JDK-7065233 : To interpret case-insensitive string locale independently
Type:Bug
Component:security-libs
Sub-Component:javax.crypto
Affected Version:7
Priority:P4
Status:Closed
Resolution:Fixed
OS:generic
CPU:generic
Submitted:2011-07-11
Updated:2020-04-15
Resolved:2014-07-10
The Version table provides details related to the release that this issue/RFE will be addressed.
Unresolved : Release in which this issue/RFE will be addressed. Resolved: Release in which this issue/RFE has been resolved. Fixed : Release in which this issue/RFE has been fixed. The release containing this fix may be available for download as an Early Access Release or a General Availability Release.

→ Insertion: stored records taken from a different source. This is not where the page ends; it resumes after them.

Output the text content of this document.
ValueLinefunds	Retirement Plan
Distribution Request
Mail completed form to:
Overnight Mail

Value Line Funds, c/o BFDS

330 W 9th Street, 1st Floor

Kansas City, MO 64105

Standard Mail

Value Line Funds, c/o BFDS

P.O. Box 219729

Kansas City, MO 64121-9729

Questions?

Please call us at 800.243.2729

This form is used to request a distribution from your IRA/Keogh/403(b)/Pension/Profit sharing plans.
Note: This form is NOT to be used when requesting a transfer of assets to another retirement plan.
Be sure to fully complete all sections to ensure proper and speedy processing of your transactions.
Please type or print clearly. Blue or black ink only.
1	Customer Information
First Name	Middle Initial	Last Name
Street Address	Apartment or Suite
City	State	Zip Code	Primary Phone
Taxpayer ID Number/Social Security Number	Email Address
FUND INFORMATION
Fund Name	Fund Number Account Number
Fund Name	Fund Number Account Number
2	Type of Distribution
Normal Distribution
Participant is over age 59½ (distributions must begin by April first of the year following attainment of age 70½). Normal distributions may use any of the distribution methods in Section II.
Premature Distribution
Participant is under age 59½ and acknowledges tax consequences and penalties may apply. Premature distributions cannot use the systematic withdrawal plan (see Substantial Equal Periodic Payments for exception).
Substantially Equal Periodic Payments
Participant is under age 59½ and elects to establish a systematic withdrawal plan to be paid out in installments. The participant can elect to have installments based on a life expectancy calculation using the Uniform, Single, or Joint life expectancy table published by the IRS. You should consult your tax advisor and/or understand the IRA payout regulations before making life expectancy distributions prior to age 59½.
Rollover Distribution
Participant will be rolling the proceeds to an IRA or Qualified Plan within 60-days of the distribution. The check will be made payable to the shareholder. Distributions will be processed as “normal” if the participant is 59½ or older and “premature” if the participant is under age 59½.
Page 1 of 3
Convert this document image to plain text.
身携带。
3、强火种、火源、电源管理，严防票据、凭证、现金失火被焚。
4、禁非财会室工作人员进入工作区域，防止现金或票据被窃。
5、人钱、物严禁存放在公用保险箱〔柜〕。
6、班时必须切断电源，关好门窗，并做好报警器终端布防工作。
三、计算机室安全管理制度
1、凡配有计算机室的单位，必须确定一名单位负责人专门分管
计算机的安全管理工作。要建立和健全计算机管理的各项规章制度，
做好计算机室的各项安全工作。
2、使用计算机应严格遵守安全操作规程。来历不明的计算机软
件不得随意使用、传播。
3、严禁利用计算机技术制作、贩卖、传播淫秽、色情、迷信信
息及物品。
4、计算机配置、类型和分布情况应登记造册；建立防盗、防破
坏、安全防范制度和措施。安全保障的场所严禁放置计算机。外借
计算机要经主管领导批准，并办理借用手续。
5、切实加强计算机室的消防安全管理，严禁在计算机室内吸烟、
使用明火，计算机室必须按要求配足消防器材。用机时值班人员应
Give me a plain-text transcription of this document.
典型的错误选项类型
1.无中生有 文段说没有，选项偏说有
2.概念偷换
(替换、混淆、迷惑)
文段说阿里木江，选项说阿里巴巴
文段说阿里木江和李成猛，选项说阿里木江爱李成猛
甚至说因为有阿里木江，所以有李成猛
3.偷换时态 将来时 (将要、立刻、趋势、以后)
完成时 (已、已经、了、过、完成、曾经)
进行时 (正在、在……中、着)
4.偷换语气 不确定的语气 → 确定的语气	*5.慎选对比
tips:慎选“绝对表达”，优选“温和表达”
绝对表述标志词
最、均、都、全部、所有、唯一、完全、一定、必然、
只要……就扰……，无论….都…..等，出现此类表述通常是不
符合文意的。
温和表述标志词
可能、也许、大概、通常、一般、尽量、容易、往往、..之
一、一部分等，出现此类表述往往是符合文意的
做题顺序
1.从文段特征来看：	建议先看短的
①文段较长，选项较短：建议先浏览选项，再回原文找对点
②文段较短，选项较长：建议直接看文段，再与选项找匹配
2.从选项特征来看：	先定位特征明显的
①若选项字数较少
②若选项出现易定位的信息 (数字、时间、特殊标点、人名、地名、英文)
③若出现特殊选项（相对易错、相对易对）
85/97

See CR 7063702, and blog posts:
http://sim.ivi.co/2011/07/trap-of-case-insensitive-string.html
http://sim.ivi.co/2011/07/simple-shell-script-to-check-trap-of.html
Comments
The fix can be as simple as to specify the locale during the call to toLowerCase()/toUpperCase():
- String name = toString().toUpperCase();
+ String name = toString().toUpperCase(Locale.ENGLISH);
- comparable = ((String) value).toUpperCase();
+ comparable = ((String) value).toUpperCase(Locale.ENGLISH);
This fix will always use Locale.ENGLISH, as will avoid the locale dependent issue.